A new study’s finding is definitely going to alarm hypochondriacs everywhere. A team of researchers found that all people produce a microbial cloud comprised of all sorts of bacteria.
The study published its findings on September 22 in the journal PeerJ.
The exciting new study found that by anaylizing air samples we can even find out who, of 11 people, was the person that just left the room. All this based on the composition of the specific cloud of bacteria that we are emitting.
Lead author of the study, James Meadow, professor at the University of Oregon declared to PeerJ that he and his co-workers “expected that we would be able to detect the human microbiome in the air around a person, but we were surprised to find that we could identify most of the occupants just by sampling their microbial cloud.”
Doctors and scientists have long known that humans are housing myriads of microbes, of which most of them are helpful to us, whether they lay on the skin or in our gastrointestinal tract. Scientists have called this cluster of bacteria the microbiome.

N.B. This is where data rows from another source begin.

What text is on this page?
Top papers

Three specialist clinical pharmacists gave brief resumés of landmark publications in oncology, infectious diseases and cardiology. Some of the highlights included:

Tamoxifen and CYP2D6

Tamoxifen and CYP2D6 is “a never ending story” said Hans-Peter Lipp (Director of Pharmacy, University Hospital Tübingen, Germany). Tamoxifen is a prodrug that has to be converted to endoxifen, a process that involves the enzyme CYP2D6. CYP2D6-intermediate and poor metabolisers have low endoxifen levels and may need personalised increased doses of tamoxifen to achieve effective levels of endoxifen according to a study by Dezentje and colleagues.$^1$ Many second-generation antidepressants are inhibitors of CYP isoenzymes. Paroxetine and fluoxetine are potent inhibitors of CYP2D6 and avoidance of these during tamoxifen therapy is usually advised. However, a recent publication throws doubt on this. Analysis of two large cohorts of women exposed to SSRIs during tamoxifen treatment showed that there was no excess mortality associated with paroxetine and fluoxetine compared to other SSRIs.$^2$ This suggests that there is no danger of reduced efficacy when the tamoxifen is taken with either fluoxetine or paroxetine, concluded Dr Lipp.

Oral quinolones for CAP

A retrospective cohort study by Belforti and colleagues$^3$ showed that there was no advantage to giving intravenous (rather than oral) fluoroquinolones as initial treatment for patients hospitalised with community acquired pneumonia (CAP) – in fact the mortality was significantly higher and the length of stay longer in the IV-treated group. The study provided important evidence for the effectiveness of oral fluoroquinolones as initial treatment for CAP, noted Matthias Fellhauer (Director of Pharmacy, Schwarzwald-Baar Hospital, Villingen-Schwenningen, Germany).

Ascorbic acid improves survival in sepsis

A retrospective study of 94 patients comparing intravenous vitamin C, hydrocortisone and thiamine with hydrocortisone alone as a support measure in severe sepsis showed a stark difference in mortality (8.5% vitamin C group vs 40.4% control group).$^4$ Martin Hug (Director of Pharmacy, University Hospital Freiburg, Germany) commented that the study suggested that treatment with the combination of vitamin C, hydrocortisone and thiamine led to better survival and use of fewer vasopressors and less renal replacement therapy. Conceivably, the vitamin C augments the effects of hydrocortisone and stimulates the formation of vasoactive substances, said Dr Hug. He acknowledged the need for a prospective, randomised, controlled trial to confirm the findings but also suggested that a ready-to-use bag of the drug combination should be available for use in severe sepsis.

What the study emerging from Oregon has found is that humans also produce this sort of cloud around themselves that carries a large part of their microbiome.
Professor Meadow and his co-workers have analyze the air that was floating around a sealed chamer with 11 randomly selected individuals.
To their surprise, the researches have found that the majority of the study participants could be identified within a couple of hours after leaving the chamber. Yes, all this just by analyzing the cloud of bacteria people had left behind.
The secret in distinguishing humans is by detecting the different colonies of bacteria they are emitting, these groups of bacteria are unique from one individual to another, kinda like a blueprint, said the researchers. The key species detected in these colonies were Streptococcus, which generally can be found in our mouth, while the second most common germs were skin bacteria such as Corynebacterium and Propionibacterium.
Meadow said that he and his research team’s findings prove that unoccupied spaces are microbially different than occupied ones. More so, their research also exclusively show that humans release their own specific microbial cloud.
In addition, the breakthrough Oregon study may help us understand just how certain infectious diseases are spread across neighborhoods. Meadow also suggests that the findings could offer exciting new ways of identifying criminals.